De route voert zelden over een gewoon pad. Er moet veel geklommen worden, over eindeloze steenvlakten, tussen woest oprijzende granieten zuilen en langs ruige bergkammen. Op veel hellingen lijken kolossale versteende blokkendozen te zijn omgekiept; daar moet je als wande-laar wel de lol van inzien voor je zo'n overweldigend keienveld oversteekt.
In etappes van zes tot acht uur stappen per dag, leggen alleen de doorzetters het traject in vijftien dagen af. Ruim elfduizend wandelaars per jaar klaren de klus, een fractie van de 200 duizend mensen die het pad op z'n minst met een dagtochtje vereren.

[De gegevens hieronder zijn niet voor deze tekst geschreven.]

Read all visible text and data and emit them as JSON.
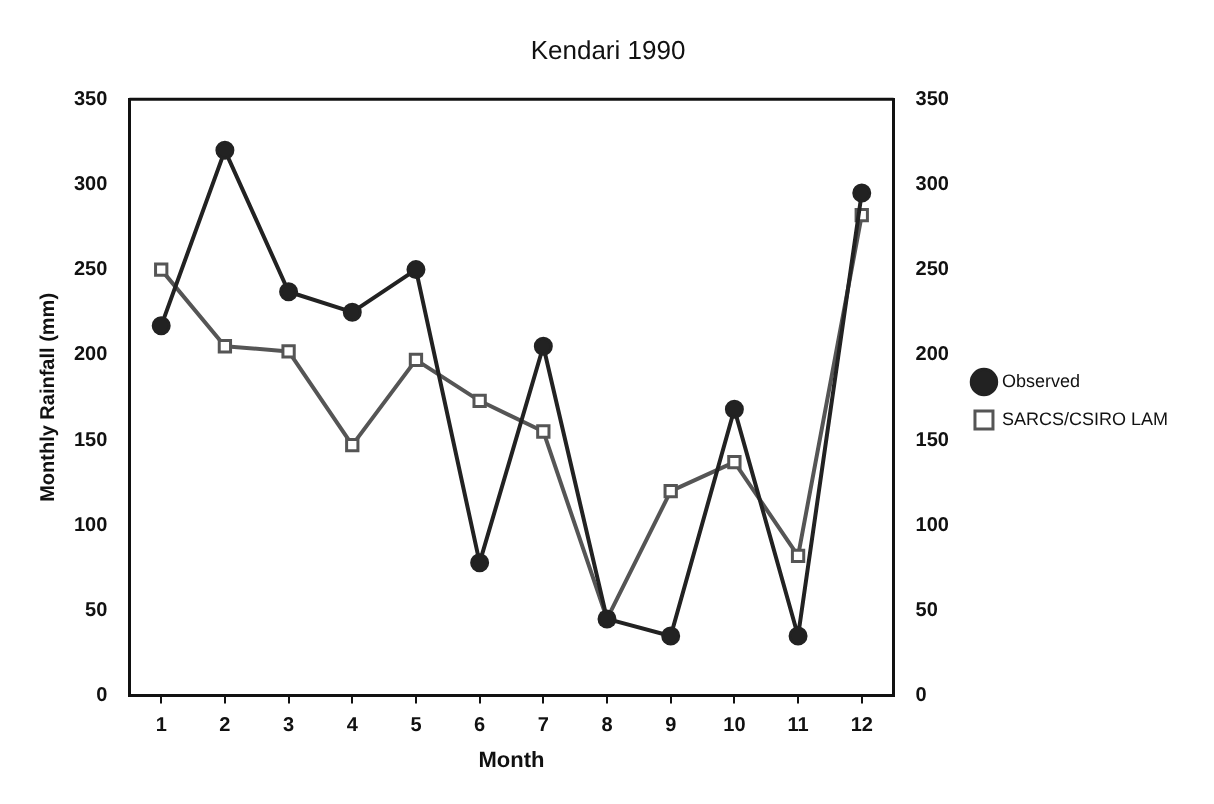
{
  "chart_data": {
    "type": "line",
    "title": "Kendari 1990",
    "xlabel": "Month",
    "ylabel": "Monthly Rainfall (mm)",
    "categories": [
      "1",
      "2",
      "3",
      "4",
      "5",
      "6",
      "7",
      "8",
      "9",
      "10",
      "11",
      "12"
    ],
    "series": [
      {
        "name": "SARCS/CSIRO LAM",
        "color": "#555555",
        "marker": "square",
        "values": [
          250,
          205,
          202,
          147,
          197,
          173,
          155,
          45,
          120,
          137,
          82,
          282
        ]
      },
      {
        "name": "Observed",
        "color": "#222222",
        "marker": "circle",
        "values": [
          217,
          320,
          237,
          225,
          250,
          78,
          205,
          45,
          35,
          168,
          35,
          295
        ]
      }
    ],
    "ylim": [
      0,
      350
    ],
    "yticks": [
      0,
      50,
      100,
      150,
      200,
      250,
      300,
      350
    ],
    "y2lim": [
      0,
      350
    ],
    "y2ticks": [
      0,
      50,
      100,
      150,
      200,
      250,
      300,
      350
    ],
    "grid": false,
    "legend": "right",
    "line_style": "solid"
  }
}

Wandelroute-directeur J. Mortini van het PNRC zegt voorlopig nog blij te zijn met de jaarlijkse toename van het aantal wandelaars dat een poging waagt. Al lijkt de route in juli en augustus soms dicht te slibben, het promoten van het Corsicaans gebergte en vrijetijdsbesteding in de vrije natuur is, naast bescherming en beheer van het terrein, een belangrijk streven. 'Maar voor de GR20 geldt dat het inmiddels de route zelf is die de publiciteit verzorgt', zegt Mortini. 'Tot in de verste uithoeken van de wereld wordt er over dit pad geschreven en gesproken; wij hoeven daar niets meer aan te doen.'
Te druk vindt hij het nog niet. 'Er doen zich nog geen problemen voor, en de massale belang-stelling legt de plaatselijke economie geen windeieren.' Van de wandelaars zelf komt die financiële impuls echter niet; zij krijgen onderweg eenvoudigweg de gelegenheid niet om veel geld uit te geven. Wel is er als gevolg van de populariteit gemakkelijker geld los te krijgen voor het beheer, onderzoek en vernieuwende activiteiten. Bij alle werkzaamheden wordt materiaal en mankracht van het eiland ingezet, zodat de bevolking er wel degelijk van profiteert.
Jaarlijks geeft het PNRC ruim 700 duizend Franse francs (212 duizend gulden) uit aan alleen het 'functioneren van de route'. Daar zit het gas en de bevoorrading van de berghutten in, transportkosten, verzekeringen en dergelijke, maar ook een salarisje voor de 'gardiens' die gedurende zes maanden per jaar de dertien hutten langs de route bemannen.
Verder zijn er binnen de parkorganisatie negen mensen in vaste dienst verantwoordelijk voor het feitelijke beheer van de GR20. Zij besteden veel werkzaamheden uit aan bewoners van dorpen langs het pad. Het zijn deze seizoenwerkers, meestal boeren, die uiteindelijk zorgen dat de markering in orde is, en het pad vrij blijft van omgewaaide bomen, verschoven puin en andere hindernissen.
Voor grote veranderingen aan de route, onderzoek en investeringen, moet er geld uit een ander potje komen; veelal wordt dit gevuld vanuit Brussel. Om een idee van de kosten te krijgen, rekent Mortini voor dat met de bouw van bijvoorbeeld een nieuwe berghut, ondanks alle soberheid en eenvoud, al gauw zo'n 4 miljoen francs is gemoeid (1,2 miljoen gulden). Een groot deel van dat geld komt een aanzienlijke groep Corsicanen ten goede.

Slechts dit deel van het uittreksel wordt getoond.